Syrian rebels fought fierce clashes with loyalist troops Saturday as they tried to secure their supply line to second city Aleppo against advances by the army, Al Arabia reported.
The clashes in the divided area of Handarat just north of Aleppo, came a day after fighting that killed 15 soldiers and pro-regime militia as well as 12 rebels, said the Syrian Observatory for Human Rights.
"Rebels from all the main factions have launched an operation to try to secure the Handarat area," said Observatory director Rami Abdel Rahman.
"They are trying to expel the army from hills captured by the regime in recent days," Abdel Rahman told.
Earlier this month the Observatory reported that government troops backed by fighters from Lebanese Shiite movement Hezbollah took Handarat, just north of Aleppo.
The battle for control of Handarat hill is decisive for the rebels as the position overlooks their main supply route from Turkey and because it could place rebel areas of Aleppo under army siege.
"Should the army take over the whole area, it could bring rebel areas of Aleppo city under total siege," said Abdel Rahman.

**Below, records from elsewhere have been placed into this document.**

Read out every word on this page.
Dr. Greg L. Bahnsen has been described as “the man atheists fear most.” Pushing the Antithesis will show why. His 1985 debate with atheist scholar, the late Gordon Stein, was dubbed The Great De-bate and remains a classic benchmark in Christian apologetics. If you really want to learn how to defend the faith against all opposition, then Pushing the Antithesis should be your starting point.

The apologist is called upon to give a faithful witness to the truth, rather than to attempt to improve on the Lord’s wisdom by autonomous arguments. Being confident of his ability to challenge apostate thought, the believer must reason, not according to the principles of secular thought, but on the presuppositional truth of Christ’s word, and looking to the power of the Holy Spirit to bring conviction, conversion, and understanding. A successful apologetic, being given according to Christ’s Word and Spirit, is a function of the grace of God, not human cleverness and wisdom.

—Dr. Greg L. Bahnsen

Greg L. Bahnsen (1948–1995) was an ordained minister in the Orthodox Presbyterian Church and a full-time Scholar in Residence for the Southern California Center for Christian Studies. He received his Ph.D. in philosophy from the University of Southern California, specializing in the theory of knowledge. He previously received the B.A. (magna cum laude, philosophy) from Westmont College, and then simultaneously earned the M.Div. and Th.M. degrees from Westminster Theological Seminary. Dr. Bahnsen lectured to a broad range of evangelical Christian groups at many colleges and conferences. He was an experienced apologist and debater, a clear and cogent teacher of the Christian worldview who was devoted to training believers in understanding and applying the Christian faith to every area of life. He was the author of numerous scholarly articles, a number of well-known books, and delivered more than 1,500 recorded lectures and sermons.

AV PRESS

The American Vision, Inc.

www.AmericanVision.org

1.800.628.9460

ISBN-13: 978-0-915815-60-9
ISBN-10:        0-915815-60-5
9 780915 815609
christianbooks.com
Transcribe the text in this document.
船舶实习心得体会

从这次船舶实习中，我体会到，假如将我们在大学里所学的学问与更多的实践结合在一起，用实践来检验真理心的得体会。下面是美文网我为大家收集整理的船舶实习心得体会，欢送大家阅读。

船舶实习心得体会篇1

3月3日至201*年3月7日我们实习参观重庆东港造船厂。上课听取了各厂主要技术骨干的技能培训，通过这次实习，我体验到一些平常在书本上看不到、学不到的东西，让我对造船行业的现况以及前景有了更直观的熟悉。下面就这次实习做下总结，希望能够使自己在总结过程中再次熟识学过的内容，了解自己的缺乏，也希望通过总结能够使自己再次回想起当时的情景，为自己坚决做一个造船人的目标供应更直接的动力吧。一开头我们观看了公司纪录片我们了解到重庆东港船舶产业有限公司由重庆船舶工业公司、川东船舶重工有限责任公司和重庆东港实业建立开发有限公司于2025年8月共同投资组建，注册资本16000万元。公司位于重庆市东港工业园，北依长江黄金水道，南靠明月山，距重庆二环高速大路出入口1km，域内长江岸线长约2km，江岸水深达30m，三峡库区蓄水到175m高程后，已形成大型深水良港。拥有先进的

Aleppo has been divided since a rebel offensive in summer 2012 between loyalist sectors on its west side and rebel territory on the east.
The rebels launched an offensive on Aleppo in July 2012, bringing several districts under their control. Fighting in the now ravaged city has mostly ground to a stalemate.
Abdel Rahman said fighters on the regime side in Handarat also include Iranians and Palestinians from a pro-government militia.
Syria's war began as a peaceful movement demanding democratic change, but morphed into an all-out war after President Bashar al-Assad's regime launched a brutal crackdown against dissent.
More than 180,000 people have been killed since March 2011, and nearly half of the population has been forced to flee their homes.